The knowledge necessary for human survival and flourishing thus encoded is far deeper, richer, more complex, nuanced, and vast than is possible for any human mind or group of minds to comprehend. We risk great harm to ourselves and to our societies if we fall into the naïve trap of thinking that our ability to reason is capable of out-thinking hundreds of millions of years of individual and group selection, and the moral intuitions and societal norms that have emerged from that process, such that we can repair the flaws in ourselves and in our cultures through top-down social engineering via the power of the state. As Haidt explains in his lecture “When Compassion Leads to Sacrilege” it is this path, because it is incongruent with human nature, that so often ends in disaster. In contrast, the more reliable, productive, path, because it works in concert with human nature, is incremental grassroots change from the bottom up. It’s fine to think globally, he says, but the best results come from acting locally through the self, the family, the neighborhood, and the community.

This is why understanding human nature is the best way of fixing our political culture; we get good results when we work with it, and bad results when we work against it. The first step toward improvement, therefore, is to accurately understand it.

There will always be liberalism and conservatism (left wing and right wing thinking, in the American sense), and the propensity to form into groups and compete against other groups; of that I have no doubt. It’s awfully tough to outsmart hundreds of millions of years of natural selection.

But one of the biggest reasons for partisan rancor seems to be a poor understanding of the social animal by the social animal.
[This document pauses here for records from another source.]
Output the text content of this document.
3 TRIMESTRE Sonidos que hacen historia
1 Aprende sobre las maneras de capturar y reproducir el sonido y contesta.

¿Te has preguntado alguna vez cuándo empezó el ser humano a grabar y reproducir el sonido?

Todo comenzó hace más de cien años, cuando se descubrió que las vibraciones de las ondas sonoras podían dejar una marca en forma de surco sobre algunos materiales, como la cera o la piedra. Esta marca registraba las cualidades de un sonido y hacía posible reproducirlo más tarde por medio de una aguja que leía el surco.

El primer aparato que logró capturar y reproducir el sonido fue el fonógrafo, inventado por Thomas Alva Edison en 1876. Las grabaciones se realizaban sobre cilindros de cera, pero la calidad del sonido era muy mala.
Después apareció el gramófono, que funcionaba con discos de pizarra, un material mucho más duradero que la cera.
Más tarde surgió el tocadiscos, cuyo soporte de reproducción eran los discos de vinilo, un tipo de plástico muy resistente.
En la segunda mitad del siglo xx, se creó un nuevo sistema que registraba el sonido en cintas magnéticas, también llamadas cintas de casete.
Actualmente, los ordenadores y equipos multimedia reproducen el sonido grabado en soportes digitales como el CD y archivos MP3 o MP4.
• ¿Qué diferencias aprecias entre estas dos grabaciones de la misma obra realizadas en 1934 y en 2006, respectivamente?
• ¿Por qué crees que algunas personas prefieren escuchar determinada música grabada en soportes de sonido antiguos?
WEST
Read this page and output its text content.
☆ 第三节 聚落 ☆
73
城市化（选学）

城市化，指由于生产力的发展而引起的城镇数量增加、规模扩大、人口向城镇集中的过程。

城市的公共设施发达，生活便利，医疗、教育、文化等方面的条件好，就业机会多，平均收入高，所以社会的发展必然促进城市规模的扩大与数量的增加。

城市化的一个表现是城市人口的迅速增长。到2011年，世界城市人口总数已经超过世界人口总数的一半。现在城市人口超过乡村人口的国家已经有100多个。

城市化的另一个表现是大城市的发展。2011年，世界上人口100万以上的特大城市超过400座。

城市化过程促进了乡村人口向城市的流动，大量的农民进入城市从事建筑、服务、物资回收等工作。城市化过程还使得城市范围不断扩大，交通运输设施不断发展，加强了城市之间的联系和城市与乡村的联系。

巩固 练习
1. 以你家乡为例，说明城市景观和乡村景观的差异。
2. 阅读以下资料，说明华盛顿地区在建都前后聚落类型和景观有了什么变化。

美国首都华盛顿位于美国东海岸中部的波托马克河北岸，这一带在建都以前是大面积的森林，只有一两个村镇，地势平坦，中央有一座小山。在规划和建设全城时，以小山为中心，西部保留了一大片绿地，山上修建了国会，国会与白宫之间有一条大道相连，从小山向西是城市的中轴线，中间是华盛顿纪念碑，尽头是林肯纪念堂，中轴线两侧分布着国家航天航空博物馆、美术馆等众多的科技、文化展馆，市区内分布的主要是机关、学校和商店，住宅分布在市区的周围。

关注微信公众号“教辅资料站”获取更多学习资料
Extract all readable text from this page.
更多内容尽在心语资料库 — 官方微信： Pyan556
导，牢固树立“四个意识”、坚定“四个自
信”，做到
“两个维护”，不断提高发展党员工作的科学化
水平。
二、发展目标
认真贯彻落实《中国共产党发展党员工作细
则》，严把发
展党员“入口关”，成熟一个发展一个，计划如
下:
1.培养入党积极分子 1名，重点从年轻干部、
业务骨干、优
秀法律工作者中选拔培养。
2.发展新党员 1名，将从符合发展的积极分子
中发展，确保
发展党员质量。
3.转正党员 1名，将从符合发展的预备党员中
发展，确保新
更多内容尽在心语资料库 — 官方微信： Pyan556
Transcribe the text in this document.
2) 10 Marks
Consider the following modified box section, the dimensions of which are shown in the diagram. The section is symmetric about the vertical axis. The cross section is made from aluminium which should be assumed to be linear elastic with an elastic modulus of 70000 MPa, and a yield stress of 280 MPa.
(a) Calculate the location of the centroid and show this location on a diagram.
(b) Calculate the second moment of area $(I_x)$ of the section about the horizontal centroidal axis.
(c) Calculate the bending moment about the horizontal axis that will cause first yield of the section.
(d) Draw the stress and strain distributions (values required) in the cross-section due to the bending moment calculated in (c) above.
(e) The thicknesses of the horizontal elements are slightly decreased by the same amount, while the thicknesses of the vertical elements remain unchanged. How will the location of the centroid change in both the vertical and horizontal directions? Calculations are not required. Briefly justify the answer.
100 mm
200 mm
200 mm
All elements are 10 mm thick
We have the knowledge and the means to rectify this problem. There’s no reason in the world that students of all political persuasions cannot be taught a fuller and more accurate grasp of fundamental human nature and an understanding of why it can be so difficult for humans of differing moralities to get along, and to connect those things to real-world events past and present.

I am confident that if we can give our children a solid, science-based, grasp of how and why they and others think and act the way they do, then future generations will be better equipped to get along, and leaders who emerge will be better able to appeal to all sides, and will make, better, more informed, policy decisions that have a better chance of helping more than harming.

One thing’s certain: We cannot possibly expect future generations to get along unless we change the path they’re on in a way that gives them a truer grasp of why getting along can be so hard to do.